In her current role she has played a key part in securing recent German agreement to adopt SNOMED CT, which she hopes will now encourage those other countries that are unsure whether to make the leap to join as well.
She has been involved with encouraging the Kassenärztliche Bundesvereinigung (KBV), the German National Association of Statutory Health Insurance Physicians who represent doctors & physiotherapists at the Federal level, to buy in to the IPS. She is also a leading light in the Medizininformatikinitiative, helping to ensure that every doctor, patient and researcher has access to the information they require in the future.

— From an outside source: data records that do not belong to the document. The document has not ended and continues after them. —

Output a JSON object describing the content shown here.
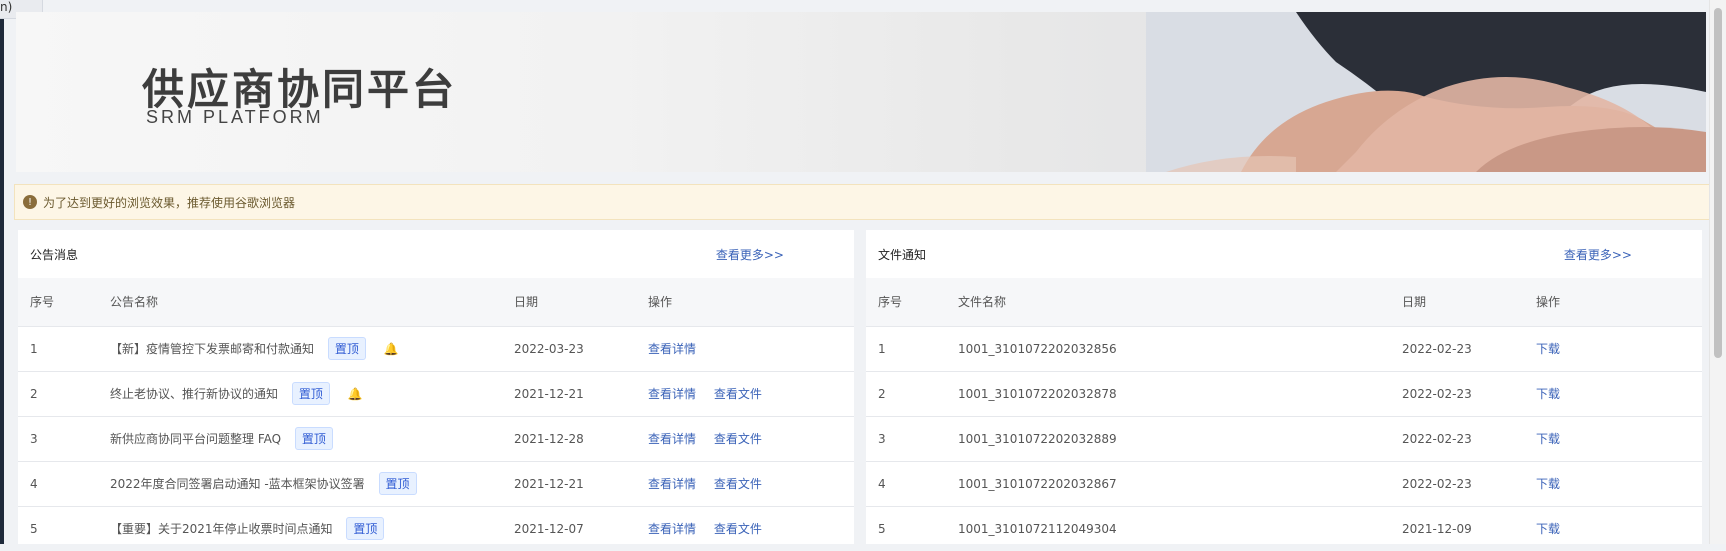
{
  "top_left_stub": "n)",
  "banner": {
    "title": "供应商协同平台",
    "subtitle": "SRM  PLATFORM"
  },
  "alert": {
    "icon": "warning-circle-icon",
    "text": "为了达到更好的浏览效果，推荐使用谷歌浏览器"
  },
  "announcements": {
    "title": "公告消息",
    "more": "查看更多>>",
    "headers": [
      "序号",
      "公告名称",
      "日期",
      "操作"
    ],
    "rows": [
      {
        "no": "1",
        "title": "【新】疫情管控下发票邮寄和付款通知",
        "pin": "置顶",
        "bell": true,
        "date": "2022-03-23",
        "actions": [
          "查看详情"
        ]
      },
      {
        "no": "2",
        "title": "终止老协议、推行新协议的通知",
        "pin": "置顶",
        "bell": true,
        "date": "2021-12-21",
        "actions": [
          "查看详情",
          "查看文件"
        ]
      },
      {
        "no": "3",
        "title": "新供应商协同平台问题整理 FAQ",
        "pin": "置顶",
        "bell": false,
        "date": "2021-12-28",
        "actions": [
          "查看详情",
          "查看文件"
        ]
      },
      {
        "no": "4",
        "title": "2022年度合同签署启动通知 -蓝本框架协议签署",
        "pin": "置顶",
        "bell": false,
        "date": "2021-12-21",
        "actions": [
          "查看详情",
          "查看文件"
        ]
      },
      {
        "no": "5",
        "title": "【重要】关于2021年停止收票时间点通知",
        "pin": "置顶",
        "bell": false,
        "date": "2021-12-07",
        "actions": [
          "查看详情",
          "查看文件"
        ]
      }
    ]
  },
  "files": {
    "title": "文件通知",
    "more": "查看更多>>",
    "headers": [
      "序号",
      "文件名称",
      "日期",
      "操作"
    ],
    "rows": [
      {
        "no": "1",
        "name": "1001_3101072202032856",
        "date": "2022-02-23",
        "action": "下载"
      },
      {
        "no": "2",
        "name": "1001_3101072202032878",
        "date": "2022-02-23",
        "action": "下载"
      },
      {
        "no": "3",
        "name": "1001_3101072202032889",
        "date": "2022-02-23",
        "action": "下载"
      },
      {
        "no": "4",
        "name": "1001_3101072202032867",
        "date": "2022-02-23",
        "action": "下载"
      },
      {
        "no": "5",
        "name": "1001_3101072112049304",
        "date": "2021-12-09",
        "action": "下载"
      }
    ]
  }
}
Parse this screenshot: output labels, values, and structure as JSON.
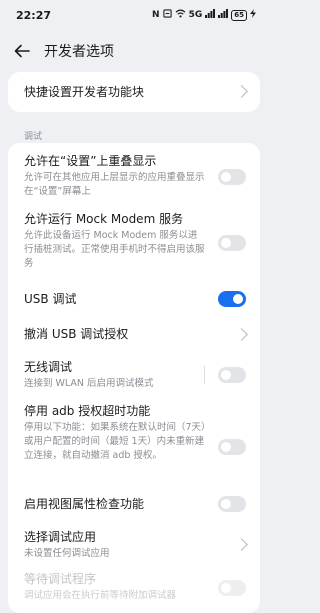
{
  "status_bar": {
    "time": "22:27",
    "network": "5G",
    "battery": "65"
  },
  "header": {
    "title": "开发者选项"
  },
  "top_card": {
    "quick_tiles_label": "快捷设置开发者功能块"
  },
  "section": {
    "debug_label": "调试"
  },
  "items": [
    {
      "title": "允许在“设置”上重叠显示",
      "desc": "允许可在其他应用上层显示的应用重叠显示在“设置”屏幕上",
      "toggle": false
    },
    {
      "title": "允许运行 Mock Modem 服务",
      "desc": "允许此设备运行 Mock Modem 服务以进行插桩测试。正常使用手机时不得启用该服务",
      "toggle": false
    },
    {
      "title": "USB 调试",
      "toggle": true
    },
    {
      "title": "撤消 USB 调试授权"
    },
    {
      "title": "无线调试",
      "desc": "连接到 WLAN 后启用调试模式",
      "toggle": false
    },
    {
      "title": "停用 adb 授权超时功能",
      "desc": "停用以下功能：如果系统在默认时间（7天）或用户配置的时间（最短 1天）内未重新建立连接，就自动撤消 adb 授权。",
      "toggle": false
    },
    {
      "title": "启用视图属性检查功能",
      "toggle": false
    },
    {
      "title": "选择调试应用",
      "desc": "未设置任何调试应用"
    },
    {
      "title": "等待调试程序",
      "desc": "调试应用会在执行前等待附加调试器",
      "toggle": false
    }
  ]
}
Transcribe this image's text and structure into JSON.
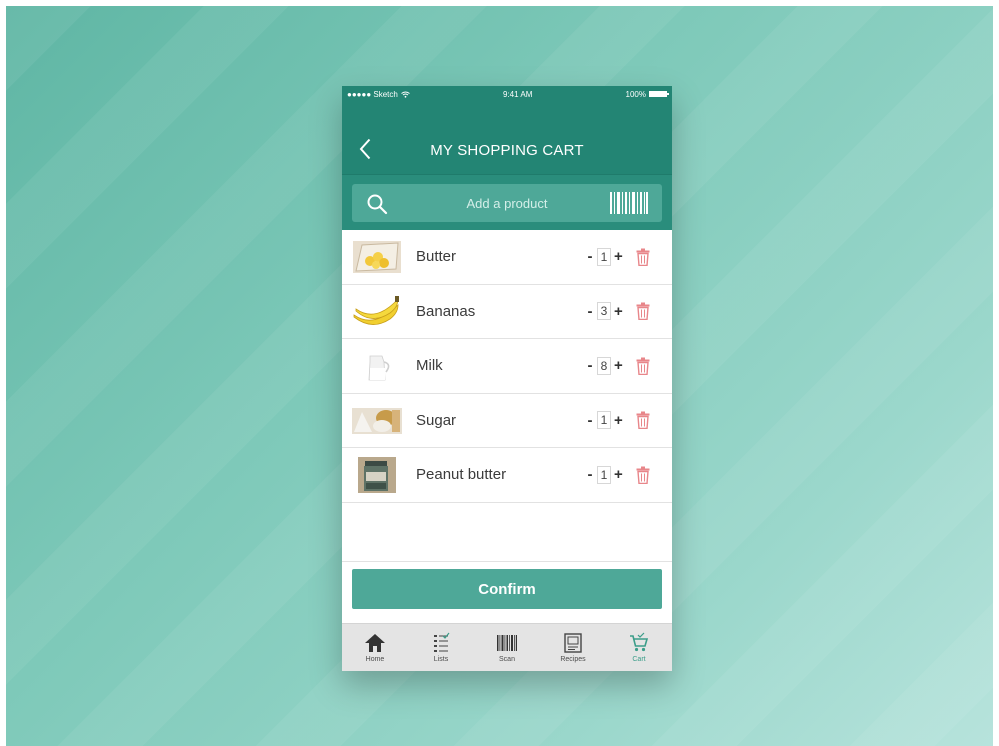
{
  "status_bar": {
    "carrier": "●●●●● Sketch",
    "time": "9:41 AM",
    "battery": "100%"
  },
  "header": {
    "title": "MY SHOPPING CART"
  },
  "search": {
    "placeholder": "Add a product"
  },
  "items": [
    {
      "name": "Butter",
      "quantity": "1",
      "image": "butter-image"
    },
    {
      "name": "Bananas",
      "quantity": "3",
      "image": "bananas-image"
    },
    {
      "name": "Milk",
      "quantity": "8",
      "image": "milk-image"
    },
    {
      "name": "Sugar",
      "quantity": "1",
      "image": "sugar-image"
    },
    {
      "name": "Peanut butter",
      "quantity": "1",
      "image": "peanut-butter-image"
    }
  ],
  "qty_controls": {
    "decrement": "-",
    "increment": "+"
  },
  "confirm": {
    "label": "Confirm"
  },
  "tabs": [
    {
      "label": "Home",
      "icon": "home-icon",
      "active": false
    },
    {
      "label": "Lists",
      "icon": "list-icon",
      "active": false
    },
    {
      "label": "Scan",
      "icon": "barcode-icon",
      "active": false
    },
    {
      "label": "Recipes",
      "icon": "recipe-book-icon",
      "active": false
    },
    {
      "label": "Cart",
      "icon": "cart-icon",
      "active": true
    }
  ],
  "colors": {
    "primary": "#238574",
    "accent": "#4ea898",
    "delete": "#e8868a",
    "active_tab": "#3b9d89"
  }
}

A harder nut to crack though was the largest vendor of primary care systems in Germany who wanted to stick with their own proprietary standards. Patient diplomacy, and the opportunity to expand into Switzerland and Austria if they adopted the IPS and other standards, wore them down though. An equal challenge were the four principal vendors of secondary care systems who also wanted to keep their own proprietary standards. However the umbrella organisation, the BVITG saw the logic and was instrumental in persuading all vendors to comply – indeed at present all the 34 university hospitals in the country are engaged in a €150m contract to standardise their health information systems on HL7 FHIR.
She is of course also engaged in international persuasion efforts, notably on EUCANCan, which is project developing a federated network of aligned and interoperable infrastructures for the homogeneous analysis, management and sharing of genomic oncology data for personalized medicine in the EU and Canada. She also works with the standard terms of the European Directorate for the Quality of Medicines (EDQM) in the IDMP project.